If just Zohran’s volunteers had voted for him, he would have come in fourth on a ballot with 11 other candidates.
People got excited. I had people knock on my door for Zohran 3 times. I ran into him at a party in Manhattan. I saw his flyers and stickers everywhere, along with the brilliant “Don’t Rank Cuomo” slogan.1 There was momentum, excitement, vibes, whatever you want to call it.
The Moderate’s Dilemma is that no one is excited about putting the engine in neutral. The people hammering Mamdani publicly were, for a large part, rich people threatening the city with their absence. They’ll sell their apartments and close their stores and go. They will! They’re warning you! Again, this presents the problem — none of that is a case for Cuomo, it’s just a negatively polarized vote against Mamdani. And negative passion might get people online or in the press or in a bar… but it doesn’t get them to the polls the same way it does when you feel like you’re voting for a change you want to see.

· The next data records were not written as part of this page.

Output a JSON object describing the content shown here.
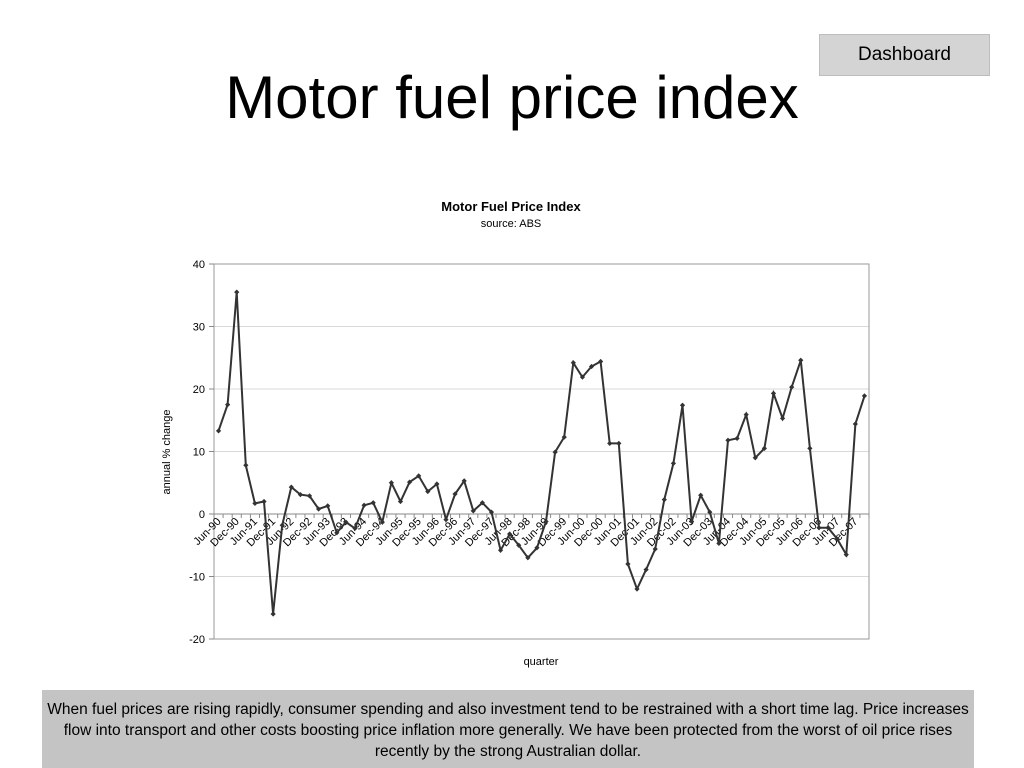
{
  "slide": {
    "title": "Motor fuel price index",
    "dashboard_label": "Dashboard",
    "caption": "When fuel prices are rising rapidly, consumer spending and also investment tend to be restrained with a short time lag.  Price increases flow into transport and other costs boosting price inflation more generally.  We have been protected from the worst of oil price rises recently by the strong Australian dollar."
  },
  "chart_data": {
    "type": "line",
    "title": "Motor Fuel Price Index",
    "subtitle": "source: ABS",
    "xlabel": "quarter",
    "ylabel": "annual % change",
    "ylim": [
      -20,
      40
    ],
    "yticks": [
      -20,
      -10,
      0,
      10,
      20,
      30,
      40
    ],
    "grid": true,
    "legend": "none",
    "line_color": "#333333",
    "x_tick_labels": [
      "Jun-90",
      "Dec-90",
      "Jun-91",
      "Dec-91",
      "Jun-92",
      "Dec-92",
      "Jun-93",
      "Dec-93",
      "Jun-94",
      "Dec-94",
      "Jun-95",
      "Dec-95",
      "Jun-96",
      "Dec-96",
      "Jun-97",
      "Dec-97",
      "Jun-98",
      "Dec-98",
      "Jun-99",
      "Dec-99",
      "Jun-00",
      "Dec-00",
      "Jun-01",
      "Dec-01",
      "Jun-02",
      "Dec-02",
      "Jun-03",
      "Dec-03",
      "Jun-04",
      "Dec-04",
      "Jun-05",
      "Dec-05",
      "Jun-06",
      "Dec-06",
      "Jun-07",
      "Dec-07"
    ],
    "x": [
      "Jun-90",
      "Sep-90",
      "Dec-90",
      "Mar-91",
      "Jun-91",
      "Sep-91",
      "Dec-91",
      "Mar-92",
      "Jun-92",
      "Sep-92",
      "Dec-92",
      "Mar-93",
      "Jun-93",
      "Sep-93",
      "Dec-93",
      "Mar-94",
      "Jun-94",
      "Sep-94",
      "Dec-94",
      "Mar-95",
      "Jun-95",
      "Sep-95",
      "Dec-95",
      "Mar-96",
      "Jun-96",
      "Sep-96",
      "Dec-96",
      "Mar-97",
      "Jun-97",
      "Sep-97",
      "Dec-97",
      "Mar-98",
      "Jun-98",
      "Sep-98",
      "Dec-98",
      "Mar-99",
      "Jun-99",
      "Sep-99",
      "Dec-99",
      "Mar-00",
      "Jun-00",
      "Sep-00",
      "Dec-00",
      "Mar-01",
      "Jun-01",
      "Sep-01",
      "Dec-01",
      "Mar-02",
      "Jun-02",
      "Sep-02",
      "Dec-02",
      "Mar-03",
      "Jun-03",
      "Sep-03",
      "Dec-03",
      "Mar-04",
      "Jun-04",
      "Sep-04",
      "Dec-04",
      "Mar-05",
      "Jun-05",
      "Sep-05",
      "Dec-05",
      "Mar-06",
      "Jun-06",
      "Sep-06",
      "Dec-06",
      "Mar-07",
      "Jun-07",
      "Sep-07",
      "Dec-07",
      "Mar-08"
    ],
    "values": [
      13.3,
      17.5,
      35.5,
      7.8,
      1.7,
      2.0,
      -16.0,
      -1.8,
      4.3,
      3.1,
      2.9,
      0.8,
      1.3,
      -3.0,
      -1.3,
      -2.3,
      1.4,
      1.8,
      -1.3,
      5.0,
      2.0,
      5.1,
      6.1,
      3.6,
      4.8,
      -0.9,
      3.2,
      5.3,
      0.5,
      1.8,
      0.3,
      -5.8,
      -3.2,
      -5.0,
      -7.0,
      -5.4,
      -1.2,
      9.9,
      12.3,
      24.2,
      21.9,
      23.6,
      24.4,
      11.3,
      11.3,
      -8.0,
      -12.0,
      -8.9,
      -5.6,
      2.3,
      8.1,
      17.4,
      -1.2,
      3.0,
      0.3,
      -4.7,
      11.8,
      12.1,
      15.9,
      9.0,
      10.5,
      19.3,
      15.3,
      20.3,
      24.6,
      10.5,
      -2.2,
      -2.2,
      -4.0,
      -6.5,
      14.4,
      18.9
    ]
  }
}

This is the same reason the establishment right lost to MAGA, and had to go create the NeverTrump Economy where they make newsletters buddying up with Democrats until those Democrats start talking about race or gender. Because MAGA voters are excited about a change — specifically the change of “making America a white nationalist theocracy.”
But the other way this applies to this mayor’s race is what’s happening now, post-primary. The moderate brain trust is scrambling to find some combination of candidate and message that wins in November. They’ve gotta find someone who promises that nothing will change, in an appealing way, while also painting the spectre of change as terrifyingly as possible.

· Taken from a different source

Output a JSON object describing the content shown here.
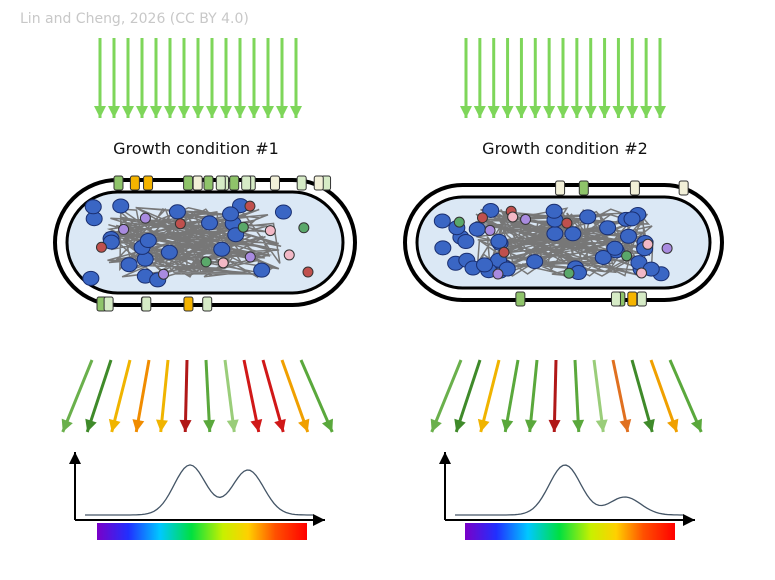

Is that why Mamdani got hammered on a late-night TV show about if Jewish people could feel safe in a city he was mayor of? Or why he was asked on CNN if he “liked capitalism?” Or why Jake Tapper spent his time asking Brad Lander - the highest ranking Jewish person in NYC government - if Mamdani was an anti-semite? Or CNBC went out to find CEOs that are promising to move their companies if he wins?

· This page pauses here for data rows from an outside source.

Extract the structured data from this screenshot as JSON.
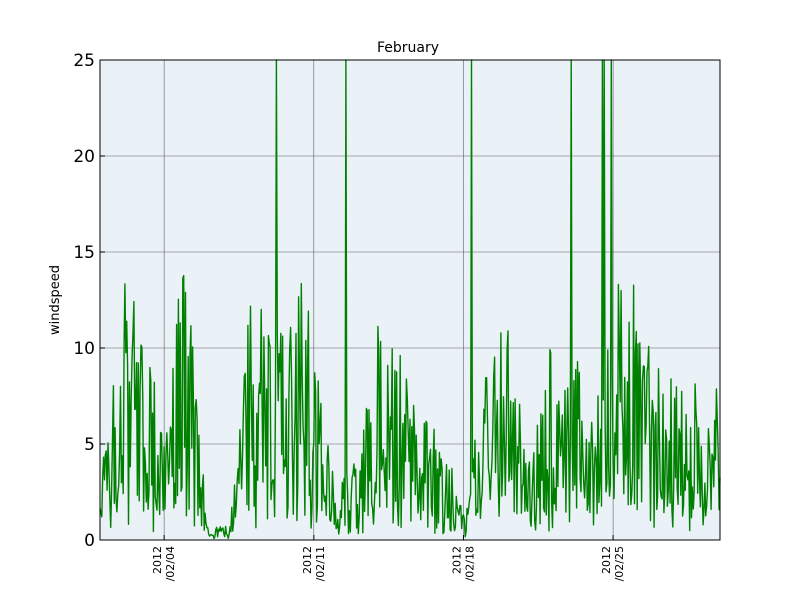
{
  "chart_data": {
    "type": "line",
    "title": "February",
    "xlabel": "",
    "ylabel": "windspeed",
    "ylim": [
      0,
      25
    ],
    "yticks": [
      0,
      5,
      10,
      15,
      20,
      25
    ],
    "xlim": [
      "2012-02-01",
      "2012-03-01"
    ],
    "xticks": [
      {
        "date": "2012-02-04",
        "line1": "2012",
        "line2": "/02/04"
      },
      {
        "date": "2012-02-11",
        "line1": "2012",
        "line2": "/02/11"
      },
      {
        "date": "2012-02-18",
        "line1": "2012",
        "line2": "/02/18"
      },
      {
        "date": "2012-02-25",
        "line1": "2012",
        "line2": "/02/25"
      }
    ],
    "grid": true,
    "plot_background": "#eaf1f7",
    "line_color": "#008000",
    "series": [
      {
        "x": [
          "2012-02-01",
          "2012-02-02",
          "2012-02-03",
          "2012-02-04",
          "2012-02-05",
          "2012-02-06",
          "2012-02-07",
          "2012-02-08",
          "2012-02-09",
          "2012-02-10",
          "2012-02-11",
          "2012-02-12",
          "2012-02-13",
          "2012-02-14",
          "2012-02-15",
          "2012-02-16",
          "2012-02-17",
          "2012-02-18",
          "2012-02-19",
          "2012-02-20",
          "2012-02-21",
          "2012-02-22",
          "2012-02-23",
          "2012-02-24",
          "2012-02-25",
          "2012-02-26",
          "2012-02-27",
          "2012-02-28",
          "2012-02-29"
        ],
        "y": [
          2.5,
          14.4,
          11.0,
          6.0,
          16.5,
          0.8,
          0.8,
          12.7,
          11.5,
          14.7,
          12.3,
          2.5,
          4.5,
          11.2,
          9.9,
          7.0,
          6.0,
          1.4,
          10.0,
          13.5,
          3.6,
          10.5,
          10.8,
          6.5,
          15.3,
          13.5,
          9.3,
          9.6,
          8.8
        ]
      }
    ]
  }
}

Yes. Because the middle — including “living reminder that Walter Cronkite never held back reporting so he could sell a book a year later” Jake Tapper — has a vested interest in driving up the heat on the question “Isn’t this guy scary?”
And that “he’s scary” part has to be most of their strategy. Because otherwise if you’re in the “don’t rock the boat” part of American politics your choices are:
Curtis Sliwa, previously discussed TMNT villain and cat enthusiast
Eric Adams, guy who clearly owes Trump for a pardon and is currently the mayor of a NYC he has to prove is doing well.
Andrew Cuomo, who just lost to this guy, but is waiting to see if his hubris levels can recharge to a point where he runs as vanilla in a race with two other flavors of vanilla.
Two last points here because this suddenly became my not so quick thoughts.
The old guard of politics, across the spectrum, completely misunderstands Millennial and younger voters. They cannot reconcile the combination of cynicism about the system and belief in someone who’s actually gonna go try to do something in the system. And it keeps burning them.
Much like happens with Presidential elections, all the math of this race is going to change on Tuesday when NYC runs the ranked-choice numbers. Zohran will find out how many people ranked him but didn’t put him first — a number that will certainly put him over 50% but might also get him over 500,000 votes. Cuomo will see how many people ranked him anywhere below first, which may have some impact on the hubris level. And, if the crosstabs get crunched the right way, we’ll have a more complete picture of who and where in the city Zohran got support.
Luckily there are five more months until the general, so this can cook while everyone deals with the other huge problems happeni— oh no, this is just gonna be a proxy for who the nominee is in 2028?2
Fun. Fun times.
1 Reminder to self: write about ranked choice voting.
2 Reminder to self: explain that the winners of primaries should be decided by getting the most votes by people allowed to vote in the primary.